Photo of 1221 Crockett St.: LoopNet

Remember Goliad Grove

17 Comment

  • This is why Houston sucks.

  • In 10 yrs there will not be one house or building in Houston older than 50 yrs old sucks but it is true.

  • Don’t blame Houston. More blame is probably what the church and it’s members did and denomination that probably should’ve acted, too, especially being of faith. If anything Houston, the city could probably give more chance for churches to remain and be stronger against gentrification, but doesn’t mean can avoid it, though.

  • The building itself is pretty ugly. Not much a loss.

  • @C, why do churches deserve even more special treatment, besides $80 billion a year in tax subsidies, and the most generous property tax breaks known to man?

  • Actually, I’d argue that this is one of the rare examples of Houston’s lack of zoning and regulations working out to improve this property and the surrounding area. The property has been vacant for 8 years according to the article…. how long should we wait in order to preserve mediocre, semi-historical buildings? The congregation and owners had plenty of time to try and do something with this property but were unable to. Why not build new construction of high cost homes that will generate some income and tax dollars.
    The win-win scenario would be if a cleaver architect and developer could maintain some architectural vestige of the church and incorporate it into a new adaptive reuse design.
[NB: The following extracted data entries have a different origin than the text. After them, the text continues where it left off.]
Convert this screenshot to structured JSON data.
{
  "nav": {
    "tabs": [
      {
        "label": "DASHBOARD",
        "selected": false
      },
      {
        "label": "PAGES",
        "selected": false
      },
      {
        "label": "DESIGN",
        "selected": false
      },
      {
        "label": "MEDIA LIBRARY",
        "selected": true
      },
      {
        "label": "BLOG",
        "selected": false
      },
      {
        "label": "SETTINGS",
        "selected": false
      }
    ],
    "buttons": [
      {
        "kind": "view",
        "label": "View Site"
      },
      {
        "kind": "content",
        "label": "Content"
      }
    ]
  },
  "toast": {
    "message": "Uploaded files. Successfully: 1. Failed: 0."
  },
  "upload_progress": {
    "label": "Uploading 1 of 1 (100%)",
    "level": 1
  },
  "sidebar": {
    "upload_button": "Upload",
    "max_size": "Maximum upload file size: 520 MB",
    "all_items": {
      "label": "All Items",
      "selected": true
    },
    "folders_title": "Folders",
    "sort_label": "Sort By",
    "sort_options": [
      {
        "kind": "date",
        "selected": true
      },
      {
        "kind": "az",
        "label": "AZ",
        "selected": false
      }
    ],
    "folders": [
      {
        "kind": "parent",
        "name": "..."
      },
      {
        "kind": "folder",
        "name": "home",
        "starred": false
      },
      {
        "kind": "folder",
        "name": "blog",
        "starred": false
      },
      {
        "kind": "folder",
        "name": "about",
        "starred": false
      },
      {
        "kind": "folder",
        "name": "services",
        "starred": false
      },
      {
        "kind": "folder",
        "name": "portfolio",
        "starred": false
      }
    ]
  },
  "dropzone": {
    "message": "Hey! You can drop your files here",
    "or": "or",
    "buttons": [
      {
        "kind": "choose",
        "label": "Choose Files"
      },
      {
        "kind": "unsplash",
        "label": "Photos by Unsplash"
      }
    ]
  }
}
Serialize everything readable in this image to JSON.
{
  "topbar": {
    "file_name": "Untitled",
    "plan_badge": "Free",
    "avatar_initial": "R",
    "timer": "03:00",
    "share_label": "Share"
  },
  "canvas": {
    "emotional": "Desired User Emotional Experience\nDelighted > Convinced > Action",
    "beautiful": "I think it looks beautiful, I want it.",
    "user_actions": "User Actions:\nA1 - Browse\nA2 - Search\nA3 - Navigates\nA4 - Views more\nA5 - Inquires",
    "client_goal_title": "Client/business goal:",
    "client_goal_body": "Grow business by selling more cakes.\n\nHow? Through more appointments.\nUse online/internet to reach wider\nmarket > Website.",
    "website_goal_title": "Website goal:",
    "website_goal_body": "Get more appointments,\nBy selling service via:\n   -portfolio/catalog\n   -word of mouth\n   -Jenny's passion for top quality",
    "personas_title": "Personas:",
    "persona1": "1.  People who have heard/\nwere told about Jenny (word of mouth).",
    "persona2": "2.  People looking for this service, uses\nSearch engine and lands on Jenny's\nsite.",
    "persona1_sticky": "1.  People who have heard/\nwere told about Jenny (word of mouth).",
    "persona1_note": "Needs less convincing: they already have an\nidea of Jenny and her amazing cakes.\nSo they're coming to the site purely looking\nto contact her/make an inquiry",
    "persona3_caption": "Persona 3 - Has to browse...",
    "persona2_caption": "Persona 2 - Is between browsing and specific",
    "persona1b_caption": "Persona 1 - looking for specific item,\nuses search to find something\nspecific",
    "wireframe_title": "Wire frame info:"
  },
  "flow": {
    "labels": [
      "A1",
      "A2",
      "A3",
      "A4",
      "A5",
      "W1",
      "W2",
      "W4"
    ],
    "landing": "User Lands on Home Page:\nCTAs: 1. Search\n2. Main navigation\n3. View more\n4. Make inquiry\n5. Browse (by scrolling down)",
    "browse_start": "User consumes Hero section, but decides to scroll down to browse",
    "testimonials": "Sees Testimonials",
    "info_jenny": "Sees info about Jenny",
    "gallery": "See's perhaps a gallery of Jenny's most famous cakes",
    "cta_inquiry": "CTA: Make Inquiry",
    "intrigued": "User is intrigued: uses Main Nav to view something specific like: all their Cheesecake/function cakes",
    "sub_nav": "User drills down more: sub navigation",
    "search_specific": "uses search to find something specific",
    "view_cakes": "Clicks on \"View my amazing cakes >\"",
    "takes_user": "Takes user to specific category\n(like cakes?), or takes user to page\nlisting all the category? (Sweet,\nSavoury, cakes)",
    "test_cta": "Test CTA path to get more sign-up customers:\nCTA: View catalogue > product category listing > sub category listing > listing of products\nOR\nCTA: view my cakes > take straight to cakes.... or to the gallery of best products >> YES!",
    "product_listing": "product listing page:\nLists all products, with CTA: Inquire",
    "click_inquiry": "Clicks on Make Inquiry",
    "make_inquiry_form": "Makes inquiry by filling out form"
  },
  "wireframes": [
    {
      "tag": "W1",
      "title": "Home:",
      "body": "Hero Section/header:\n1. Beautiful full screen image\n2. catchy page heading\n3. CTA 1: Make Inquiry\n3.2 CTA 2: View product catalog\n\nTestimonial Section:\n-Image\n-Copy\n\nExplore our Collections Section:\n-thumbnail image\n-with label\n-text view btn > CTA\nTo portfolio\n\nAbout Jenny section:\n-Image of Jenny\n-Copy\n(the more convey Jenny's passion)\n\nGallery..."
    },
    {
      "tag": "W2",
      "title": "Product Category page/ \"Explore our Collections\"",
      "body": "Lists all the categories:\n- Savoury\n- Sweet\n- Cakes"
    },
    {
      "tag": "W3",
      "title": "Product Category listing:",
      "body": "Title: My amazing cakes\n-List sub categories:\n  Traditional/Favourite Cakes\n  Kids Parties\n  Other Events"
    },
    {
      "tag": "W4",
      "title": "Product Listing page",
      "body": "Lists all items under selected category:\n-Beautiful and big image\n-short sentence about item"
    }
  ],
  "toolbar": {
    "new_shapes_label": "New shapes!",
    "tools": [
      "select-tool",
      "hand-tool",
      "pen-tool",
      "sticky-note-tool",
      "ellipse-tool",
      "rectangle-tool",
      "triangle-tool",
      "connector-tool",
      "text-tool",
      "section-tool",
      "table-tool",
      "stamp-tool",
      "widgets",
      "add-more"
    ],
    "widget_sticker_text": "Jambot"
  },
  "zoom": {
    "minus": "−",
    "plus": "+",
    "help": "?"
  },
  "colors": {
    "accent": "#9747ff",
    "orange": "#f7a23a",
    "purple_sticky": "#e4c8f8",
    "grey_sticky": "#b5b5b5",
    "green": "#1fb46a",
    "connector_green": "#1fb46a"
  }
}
However, that would probably no be as cost effective and efficient.

  • re-purposing would be nice. The church building itself might be molded into something, but the secondary building has little redeeming value.


  • I didn’t think how religious buildings already are nonpaying on stuff so I guess whatever happened here is even more the members, denomination, and their faith.

  • “Cleaver architect” = is that cle(a)ver wordplay or just a Freudian slap?

  • Is it just me or is everything that C writes completely incoherent?

  • Churches come up for sale occasionally. There’s one in the Third Ward at 2810 Rosedale that’s been on the market for quite a long time, now. If the destruction of this one bothers you, go buy the other one and have fun repurposing it….or start a new congregation.

  • To me it’s less about the loss of a church, and more about the proliferation of ticky tacky townhomes that no one is going to live in. Developers are still having a field day, and that is surprising to me given the condition of the prevailing industry.

  • Those ticky tacky townhomes are the only things people can afford to buy so I’d definitely warm up to them sooner than later.
    Can’t remember the name of the place, but I recall there being an old church/school that was converted to condo’s in the lower heights. Thinking somewhere around Travis Elem. Seemed nice and the best way to renovate and retain an old traditional building like this.

  • @joel: that was the old Woodland Baptist Church, on Morrison at Norma by Travis Elementary. The architects did a nice job preserving the old brick building and converting to condos(or apartments). Too bad this project doesn’t share that type of vision.

  • I’m in agreement with actualarch: the congregation had 8 years to make a go of it but they may have realized that the best economic use was to just sell.
    While I’m not a fan of government spending, putting a townhome development here will turn this into a tax-generating machine for our city and county overlords. Maybe we can send a few more bucks on street repairs.

  • You can also blame, our last major for pushing the changes to allow for lots to be re-platted and re-platted into smaller and smaller lots ie all the town homes going in for taxing income. ie amended chapter 42 in 2009, that some how was kept quiet and out of the media. I personally purchased a 96 yr old house recently and fixing it up.